Cet arrêté témoigne d’un changement stratégique évident en cas d’interdiction de manifestation : au lieu d’empêcher la tenue même de celle-ci, ce qui, nous l’avons largement vu depuis les Gilets Jaunes, est bien souvent un échec lamentable ; la préfecture choisit dans cette configuration de « bunkeriser » une zone définie afin d’empêcher le ou les cortèges d’y accéder (comme ce fut le cas par exemple à Sainte-Soline lors de la mobilisation des SDT).

Sans surprise, le dispositif policier (Orvault relevant du commissariat de Nantes), très fixe, s’est déployé aux bordures de cette zone pour y interdire l’accès, notamment grâce à un canon à eau et aux CRS. L’autre partie du dispositif était quant à lui composé d’unités de type BAC et CRS 82, bien plus mobiles et chargées d’intervenir autour de la zone rouge en cas de besoin.

L’interdiction systématique des mobilisations antifascistes traduit une mutation de l’usage de cette mesure d’exception qui devient une norme dans les pratiques de la répression.

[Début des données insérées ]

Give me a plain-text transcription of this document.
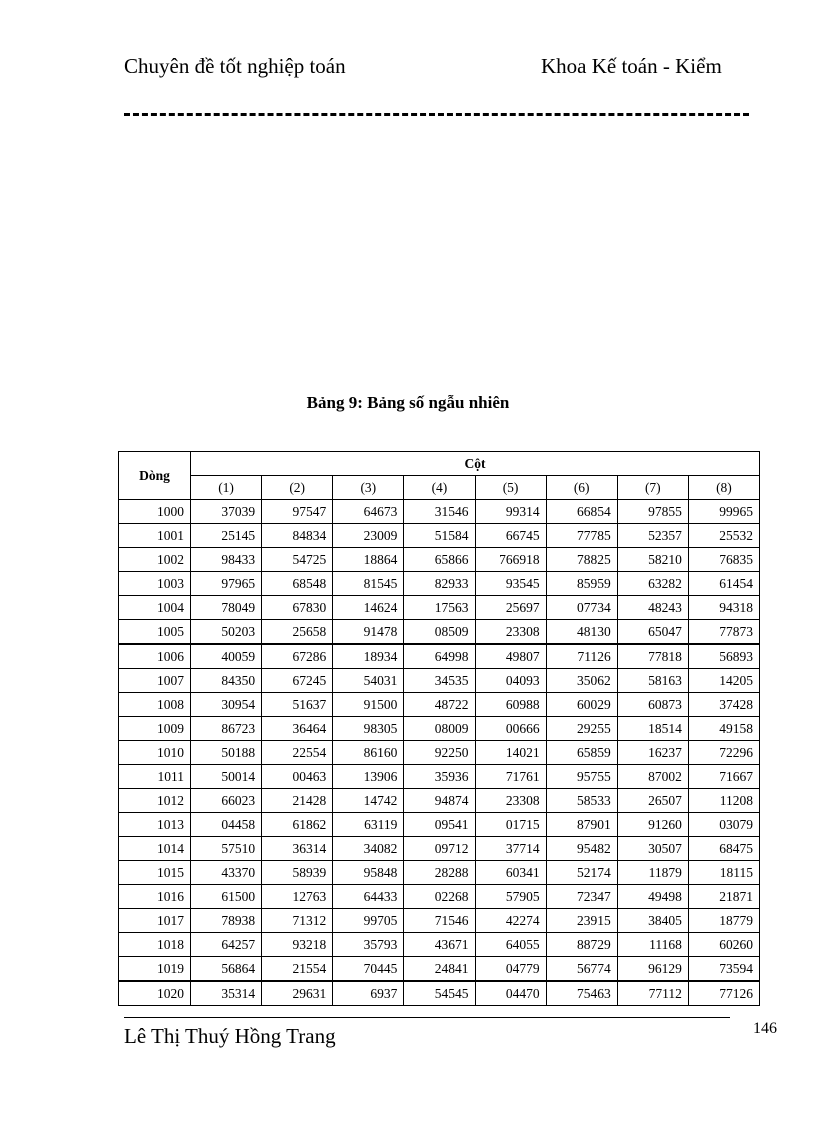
Chuyên đề tốt nghiệp toán	Khoa Kế toán - Kiểm
Bảng 9: Bảng số ngẫu nhiên
Dòng	Cột							
	(1)	(2)	(3)	(4)	(5)	(6)	(7)	(8)
1000	37039	97547	64673	31546	99314	66854	97855	99965
1001	25145	84834	23009	51584	66745	77785	52357	25532
1002	98433	54725	18864	65866	766918	78825	58210	76835
1003	97965	68548	81545	82933	93545	85959	63282	61454
1004	78049	67830	14624	17563	25697	07734	48243	94318
1005	50203	25658	91478	08509	23308	48130	65047	77873
1006	40059	67286	18934	64998	49807	71126	77818	56893
1007	84350	67245	54031	34535	04093	35062	58163	14205
1008	30954	51637	91500	48722	60988	60029	60873	37428
1009	86723	36464	98305	08009	00666	29255	18514	49158
1010	50188	22554	86160	92250	14021	65859	16237	72296
1011	50014	00463	13906	35936	71761	95755	87002	71667
1012	66023	21428	14742	94874	23308	58533	26507	11208
1013	04458	61862	63119	09541	01715	87901	91260	03079
1014	57510	36314	34082	09712	37714	95482	30507	68475
1015	43370	58939	95848	28288	60341	52174	11879	18115
1016	61500	12763	64433	02268	57905	72347	49498	21871
1017	78938	71312	99705	71546	42274	23915	38405	18779
1018	64257	93218	35793	43671	64055	88729	11168	60260
1019	56864	21554	70445	24841	04779	56774	96129	73594
1020	35314	29631	6937	54545	04470	75463	77112	77126
Lê Thị Thuý Hồng Trang	146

Par ce biais, la stratégie menée par l’État est claire : clandestiniser le mouvement pour s’attaquer à sa capacité à mobiliser massivement, d’une part par le simple terme « interdiction » et, d’autre part en faisant risquer une amende à tous celles et ceux qui braveraient cette mesure.

Autre pratique devenue quasi systématique, le déploiement d’un drone. Dans une zone périurbaine comme Orvault qui mélange zone indus’/commerciale/pavillonnaire et bois, il sert à la fois à remplacer les hélicoptères pour suivre le cortège mais aussi à fournir des images aux policiers afin de désigner le profil des personnes à interpeller.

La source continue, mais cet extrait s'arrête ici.